Первый выстрел на этот раз достался маме:
— Зачем жить, если потом умрешь?
— Зачем есть, если в туалет пойдешь? — передразнила Сашенька и, стряхнув с загорелых ног хлебные крошки, снова сбежала к реке.
Глядя ей вслед, мама объясняла:
— Умру я, ты, бабушка, но не умрет человечество! Ты будешь жить в своих детях и внуках, о тебе будут помнить — разве этого мало?
Спустя много лет я прочитала примерно те же слова у Толстого, и они разочаровали меня, как в детстве. Разумеется, мне мало раствориться в детях и внуках: умереть, оказаться нигде, стать ничем для того, чтобы о тебе всего лишь помнили? Да полноте, и помнить-то станет не всякий — вот мы, например, уже начали забывать бабушку Таню, вскоре начнется ремонт в ее комнатах, а иконы вместе с цветами обещаны соседке из голубого дома, которая всегда угощает нас с Сашенькой невкусными шоколадками «Пальма». Вчера кидали землю в могилу — сегодня купаемся в речке.
— Почему тебя так это волнует, Глаша? — Мама собирала объедки в бумажный кулечек и одновременно следила за сестрицыными водными экзерсисами. — Жизнь… она такая длинная, разная, тяжелая. Мне вот никогда не хотелось вечной жизни, мне бы это надоело!

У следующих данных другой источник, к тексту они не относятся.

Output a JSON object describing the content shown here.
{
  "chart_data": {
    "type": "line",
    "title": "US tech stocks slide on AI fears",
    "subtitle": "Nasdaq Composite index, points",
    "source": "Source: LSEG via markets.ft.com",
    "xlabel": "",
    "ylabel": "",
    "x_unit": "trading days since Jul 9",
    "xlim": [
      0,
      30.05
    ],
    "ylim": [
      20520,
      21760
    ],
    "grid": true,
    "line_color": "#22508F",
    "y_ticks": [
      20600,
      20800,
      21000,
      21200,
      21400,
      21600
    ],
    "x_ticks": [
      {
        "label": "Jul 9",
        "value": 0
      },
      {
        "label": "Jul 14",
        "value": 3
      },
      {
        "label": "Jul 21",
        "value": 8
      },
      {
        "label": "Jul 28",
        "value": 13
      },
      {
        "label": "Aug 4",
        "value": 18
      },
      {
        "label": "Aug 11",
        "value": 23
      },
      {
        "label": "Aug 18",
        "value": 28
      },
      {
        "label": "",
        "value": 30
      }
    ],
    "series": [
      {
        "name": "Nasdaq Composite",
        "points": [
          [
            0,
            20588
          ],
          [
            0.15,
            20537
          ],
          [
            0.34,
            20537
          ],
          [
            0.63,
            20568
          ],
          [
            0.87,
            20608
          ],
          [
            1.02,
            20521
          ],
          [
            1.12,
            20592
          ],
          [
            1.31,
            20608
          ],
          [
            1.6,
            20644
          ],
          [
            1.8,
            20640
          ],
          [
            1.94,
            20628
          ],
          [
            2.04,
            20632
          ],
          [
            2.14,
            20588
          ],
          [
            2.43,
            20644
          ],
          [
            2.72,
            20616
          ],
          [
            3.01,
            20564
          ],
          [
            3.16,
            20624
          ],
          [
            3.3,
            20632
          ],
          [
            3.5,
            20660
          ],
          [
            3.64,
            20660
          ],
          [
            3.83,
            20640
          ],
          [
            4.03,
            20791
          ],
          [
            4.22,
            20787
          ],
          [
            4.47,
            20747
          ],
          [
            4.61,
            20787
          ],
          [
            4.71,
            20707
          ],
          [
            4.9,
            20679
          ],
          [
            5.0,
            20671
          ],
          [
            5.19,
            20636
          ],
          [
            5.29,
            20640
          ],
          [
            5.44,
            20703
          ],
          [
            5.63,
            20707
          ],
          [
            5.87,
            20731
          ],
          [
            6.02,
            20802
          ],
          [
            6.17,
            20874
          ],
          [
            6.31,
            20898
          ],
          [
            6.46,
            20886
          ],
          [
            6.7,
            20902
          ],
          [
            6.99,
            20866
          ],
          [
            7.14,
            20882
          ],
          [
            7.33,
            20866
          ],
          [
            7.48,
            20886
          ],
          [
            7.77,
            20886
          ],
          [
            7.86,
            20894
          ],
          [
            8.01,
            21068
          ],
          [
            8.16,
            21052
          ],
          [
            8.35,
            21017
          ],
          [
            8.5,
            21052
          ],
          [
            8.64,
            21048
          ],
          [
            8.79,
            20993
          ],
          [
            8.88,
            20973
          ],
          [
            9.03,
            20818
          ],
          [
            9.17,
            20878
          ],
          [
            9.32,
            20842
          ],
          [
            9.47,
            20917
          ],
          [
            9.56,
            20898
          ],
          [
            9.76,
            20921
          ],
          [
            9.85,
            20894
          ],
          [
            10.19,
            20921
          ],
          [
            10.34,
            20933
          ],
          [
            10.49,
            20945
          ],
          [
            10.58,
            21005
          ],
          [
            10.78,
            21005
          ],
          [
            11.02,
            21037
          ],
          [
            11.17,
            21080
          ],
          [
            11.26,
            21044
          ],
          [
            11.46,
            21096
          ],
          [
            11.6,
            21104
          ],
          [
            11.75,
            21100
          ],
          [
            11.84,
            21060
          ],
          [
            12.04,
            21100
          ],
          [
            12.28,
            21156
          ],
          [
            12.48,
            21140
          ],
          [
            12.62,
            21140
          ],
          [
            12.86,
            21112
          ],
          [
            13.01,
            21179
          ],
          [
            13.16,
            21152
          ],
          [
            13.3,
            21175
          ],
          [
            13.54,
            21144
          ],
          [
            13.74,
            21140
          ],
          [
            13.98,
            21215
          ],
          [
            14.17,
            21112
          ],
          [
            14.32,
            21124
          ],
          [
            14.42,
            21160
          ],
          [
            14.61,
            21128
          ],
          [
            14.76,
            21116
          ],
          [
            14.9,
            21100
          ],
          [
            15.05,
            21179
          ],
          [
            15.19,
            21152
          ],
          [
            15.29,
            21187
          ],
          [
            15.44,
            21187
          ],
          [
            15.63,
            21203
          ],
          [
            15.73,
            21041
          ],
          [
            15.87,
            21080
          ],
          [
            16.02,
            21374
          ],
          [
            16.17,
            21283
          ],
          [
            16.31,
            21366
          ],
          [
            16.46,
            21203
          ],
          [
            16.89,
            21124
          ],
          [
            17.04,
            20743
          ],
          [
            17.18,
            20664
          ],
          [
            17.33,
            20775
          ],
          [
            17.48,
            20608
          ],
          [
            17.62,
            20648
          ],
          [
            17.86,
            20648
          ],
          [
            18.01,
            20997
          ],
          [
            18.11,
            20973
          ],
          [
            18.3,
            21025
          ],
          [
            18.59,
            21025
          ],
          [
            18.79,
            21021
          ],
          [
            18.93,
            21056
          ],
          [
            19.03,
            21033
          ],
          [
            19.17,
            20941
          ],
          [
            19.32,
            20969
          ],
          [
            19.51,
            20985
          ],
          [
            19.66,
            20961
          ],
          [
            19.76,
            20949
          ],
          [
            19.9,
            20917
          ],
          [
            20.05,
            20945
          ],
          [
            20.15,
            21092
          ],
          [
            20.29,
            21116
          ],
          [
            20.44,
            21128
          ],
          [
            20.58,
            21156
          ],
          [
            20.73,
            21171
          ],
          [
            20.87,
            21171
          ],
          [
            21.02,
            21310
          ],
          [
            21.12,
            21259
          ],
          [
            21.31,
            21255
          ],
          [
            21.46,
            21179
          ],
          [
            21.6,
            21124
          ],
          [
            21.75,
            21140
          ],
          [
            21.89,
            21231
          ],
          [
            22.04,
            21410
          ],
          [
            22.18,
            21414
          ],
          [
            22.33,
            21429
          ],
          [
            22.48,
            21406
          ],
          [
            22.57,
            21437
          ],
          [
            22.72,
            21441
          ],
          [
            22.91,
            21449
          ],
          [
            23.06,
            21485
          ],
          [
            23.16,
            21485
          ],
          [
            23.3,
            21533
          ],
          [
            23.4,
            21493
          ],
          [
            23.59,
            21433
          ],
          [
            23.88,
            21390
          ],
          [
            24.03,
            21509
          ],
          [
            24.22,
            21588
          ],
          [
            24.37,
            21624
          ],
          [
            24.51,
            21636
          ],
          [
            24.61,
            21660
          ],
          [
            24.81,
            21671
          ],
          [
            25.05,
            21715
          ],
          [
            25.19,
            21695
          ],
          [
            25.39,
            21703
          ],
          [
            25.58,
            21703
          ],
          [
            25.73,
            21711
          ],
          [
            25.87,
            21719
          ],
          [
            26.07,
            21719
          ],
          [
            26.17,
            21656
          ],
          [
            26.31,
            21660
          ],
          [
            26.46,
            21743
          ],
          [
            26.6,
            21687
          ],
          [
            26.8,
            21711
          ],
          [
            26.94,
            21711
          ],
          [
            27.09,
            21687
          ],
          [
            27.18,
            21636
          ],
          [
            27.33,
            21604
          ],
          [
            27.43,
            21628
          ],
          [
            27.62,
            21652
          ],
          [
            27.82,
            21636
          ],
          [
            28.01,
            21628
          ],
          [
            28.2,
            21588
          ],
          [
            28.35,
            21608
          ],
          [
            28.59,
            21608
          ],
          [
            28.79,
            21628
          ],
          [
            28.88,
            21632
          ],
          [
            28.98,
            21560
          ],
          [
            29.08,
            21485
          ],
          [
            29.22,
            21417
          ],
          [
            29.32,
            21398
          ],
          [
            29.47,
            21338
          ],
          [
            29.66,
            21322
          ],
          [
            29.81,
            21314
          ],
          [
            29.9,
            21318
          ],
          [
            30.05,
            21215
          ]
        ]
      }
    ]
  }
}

— А мне не надоест, — упрямилась я. — Или пусть точно скажут, что будет после смерти.
Сашенька вышла из воды: блестящая спина в мелких капельках, выгоревшие добела косицы-баранки, темные веснушки на скулах. И без того раскосые глаза сощурены — от пренебрежения.
— Какие вы разные, девочки! — вздыхала мама, тогда как я всякий раз мрачно радовалась нашей несхожести.
Благодаря ей сестра была равнодушна к моим книгам, добытым в библиотеке или откопанным в залежах бабушкиной сараюшки. Сашенька не слишком любила читать, и я единовластно царила над бесценной молчаливой гвардией. Сорвав с куста столько тугих помидоров с зелеными челками, сколько вмещали мои ладони, я плотно закрывала за собой кривую дверь. В сараюшке густела темнота, пахло нагретыми камнями и теплой пылью, под крошечным окошком томился ссыльный диван с обнаженными пружинами… Надкусанный помидор выскакивал из рук, и шерстяное старое одеяло, стыдливо скрывавшее пружины, украшалось желтенькими липкими зернышками.
Душистые страницы старых книг, оторванные переплеты, исчерканные ребячьей рукой титульные листы… Каждое лето в сараюшке обязательно обнаруживалась еще одна неподъемная пачка, где маялись без движения книги, связанные шпагатом. Летом, когда умерла бабушка Таня, я нашла здесь очередную пачку списанных из большого плавания книг — там был оборванный с обеих сторон «La creation du Mond», и я сразу же, безоговорочно поверила увиденному.
В опустевших комнатах бабушки Тани начался долгий ремонт — уничтожая следы присутствия, он возвращал жилищу потерянную невинность. Слова молитв, витавшие здесь многие годы, исчезали в слепящем от свежей побелки свете дня. Иконостас в самом деле разобрали, и можно ли считать грехом мое осмысленное воровство, когда посреди ночи, под сенью крыл фосфорного орла, я вытащила из готовых к передаче стопок маленькую икону Божьей Матери? Картонная и нежная, она была зримо меньше других. Ее можно спрятать между страницами большой книги — и я знала, какая это будет книга! Золотистая теплая иконка сияла в моих ладонях — за окнами темнела беззвездная ночь, и собака-невидимка глухо лаяла в темноте.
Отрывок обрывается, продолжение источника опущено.